DOI: https://doi.org/10.29363/nanoge.matnec.2022.004
Publication date: 23rd February 2022
Mixed-signal neuromorphic processors with dynamic neurosynaptic elements and sparse, event-based information coding are used for ultra-low-power inference and learning. In such processors, the dynamic properties of the neurosynaptic elements are inhomogeneous due to device mismatch, i.e., the dissimilarity between small-scale integrated circuit (IC) components. We describe how the resulting inhomogeneous neurosynaptic dynamics have been exploited for resource-efficient spatiotemporal inference with single neurons and spiking neural networks.
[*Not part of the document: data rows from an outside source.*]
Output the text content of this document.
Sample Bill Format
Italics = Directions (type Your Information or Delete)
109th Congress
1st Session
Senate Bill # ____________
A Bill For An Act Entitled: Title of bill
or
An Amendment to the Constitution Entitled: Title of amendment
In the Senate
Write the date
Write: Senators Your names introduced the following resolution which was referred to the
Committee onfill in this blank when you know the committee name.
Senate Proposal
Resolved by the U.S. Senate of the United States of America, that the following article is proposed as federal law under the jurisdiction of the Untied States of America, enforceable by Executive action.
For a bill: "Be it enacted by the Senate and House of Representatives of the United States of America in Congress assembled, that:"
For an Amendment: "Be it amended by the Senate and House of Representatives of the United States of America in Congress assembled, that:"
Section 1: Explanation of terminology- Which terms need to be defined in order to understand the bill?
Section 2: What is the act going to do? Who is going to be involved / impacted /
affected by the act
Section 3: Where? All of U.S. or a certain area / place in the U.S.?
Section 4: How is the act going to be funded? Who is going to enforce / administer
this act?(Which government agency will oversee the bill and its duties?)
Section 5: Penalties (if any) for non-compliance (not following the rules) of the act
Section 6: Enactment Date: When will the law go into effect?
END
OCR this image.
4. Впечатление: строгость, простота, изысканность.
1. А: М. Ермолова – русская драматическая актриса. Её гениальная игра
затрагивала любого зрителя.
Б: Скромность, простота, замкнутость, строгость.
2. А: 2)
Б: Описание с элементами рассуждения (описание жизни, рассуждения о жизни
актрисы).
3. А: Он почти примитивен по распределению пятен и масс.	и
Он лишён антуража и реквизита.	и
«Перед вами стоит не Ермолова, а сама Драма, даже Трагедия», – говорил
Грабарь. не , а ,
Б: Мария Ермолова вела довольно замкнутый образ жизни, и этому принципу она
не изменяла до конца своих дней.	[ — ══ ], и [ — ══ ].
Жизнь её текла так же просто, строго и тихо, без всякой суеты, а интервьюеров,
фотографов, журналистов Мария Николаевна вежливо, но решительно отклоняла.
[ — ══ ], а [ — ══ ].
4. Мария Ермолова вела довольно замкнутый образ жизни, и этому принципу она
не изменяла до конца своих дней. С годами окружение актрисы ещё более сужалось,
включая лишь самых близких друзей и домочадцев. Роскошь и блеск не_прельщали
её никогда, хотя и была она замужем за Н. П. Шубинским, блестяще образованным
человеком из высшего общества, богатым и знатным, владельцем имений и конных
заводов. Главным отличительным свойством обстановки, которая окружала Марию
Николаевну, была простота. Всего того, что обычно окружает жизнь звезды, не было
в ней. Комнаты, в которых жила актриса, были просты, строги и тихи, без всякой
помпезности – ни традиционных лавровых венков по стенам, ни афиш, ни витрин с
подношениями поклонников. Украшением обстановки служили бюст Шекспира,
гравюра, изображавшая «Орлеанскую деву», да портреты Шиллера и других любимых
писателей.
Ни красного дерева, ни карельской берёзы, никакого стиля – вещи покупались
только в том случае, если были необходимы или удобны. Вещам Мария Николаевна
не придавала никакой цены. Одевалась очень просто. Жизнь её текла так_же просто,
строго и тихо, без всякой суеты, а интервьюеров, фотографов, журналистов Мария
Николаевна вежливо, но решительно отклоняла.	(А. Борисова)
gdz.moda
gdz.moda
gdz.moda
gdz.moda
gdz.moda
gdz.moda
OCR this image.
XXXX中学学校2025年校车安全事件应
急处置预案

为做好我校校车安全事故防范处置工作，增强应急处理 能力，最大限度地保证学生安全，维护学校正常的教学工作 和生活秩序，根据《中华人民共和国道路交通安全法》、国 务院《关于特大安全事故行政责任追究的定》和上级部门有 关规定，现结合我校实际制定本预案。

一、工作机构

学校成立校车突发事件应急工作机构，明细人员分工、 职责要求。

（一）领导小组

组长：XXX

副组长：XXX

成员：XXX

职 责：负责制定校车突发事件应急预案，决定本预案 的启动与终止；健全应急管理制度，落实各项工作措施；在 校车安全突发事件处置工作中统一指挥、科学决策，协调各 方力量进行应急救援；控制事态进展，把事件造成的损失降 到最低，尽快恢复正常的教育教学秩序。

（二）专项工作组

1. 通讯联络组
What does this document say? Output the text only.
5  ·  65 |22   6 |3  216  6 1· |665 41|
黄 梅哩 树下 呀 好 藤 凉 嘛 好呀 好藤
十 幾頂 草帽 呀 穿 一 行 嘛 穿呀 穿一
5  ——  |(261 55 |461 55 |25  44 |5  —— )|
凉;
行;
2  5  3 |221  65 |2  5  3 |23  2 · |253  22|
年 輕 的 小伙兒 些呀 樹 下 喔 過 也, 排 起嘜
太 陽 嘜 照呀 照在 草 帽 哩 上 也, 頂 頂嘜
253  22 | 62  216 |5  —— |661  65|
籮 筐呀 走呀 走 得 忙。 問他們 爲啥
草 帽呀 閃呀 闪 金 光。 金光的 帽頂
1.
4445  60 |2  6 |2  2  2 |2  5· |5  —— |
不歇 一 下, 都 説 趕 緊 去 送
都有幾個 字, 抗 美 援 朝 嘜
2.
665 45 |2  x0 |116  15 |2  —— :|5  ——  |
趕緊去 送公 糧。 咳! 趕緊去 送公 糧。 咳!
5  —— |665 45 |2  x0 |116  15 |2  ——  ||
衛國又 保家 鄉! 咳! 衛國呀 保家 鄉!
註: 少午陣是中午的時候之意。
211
For example, we demonstrate: (i) how inhibitory–excitatory pairs of dynamic synapses can be used to mimic non-spiking post inhibitory rebound in an auditory feature detection circuit of crickets, and (ii) how spatiotemporal receptive fields of output-neurons in the Spatiotemporal Correlator (STC) network can be implemented using balanced disynaptic inputs instead of dedicated axonal or neuronal delays. In experiments with the DYNAP-SE neuromorphic processor, we demonstrate synapse level temporal feature tuning with a configurable timescale of up to 0.1 seconds. This approach leads to about one order of magnitude reduction of the energy dissipation per lateral connection in an STC-type network with disynaptic dynamics instead of dedicated delay neurons. We discuss some desired properties of neuromorphic devices and materials in a regime where device mismatch constitutes the basis for efficient inference and reproducible learning.
This work was supported by The Kempe Foundations, project numbers JCK-1809 and SMK-1429.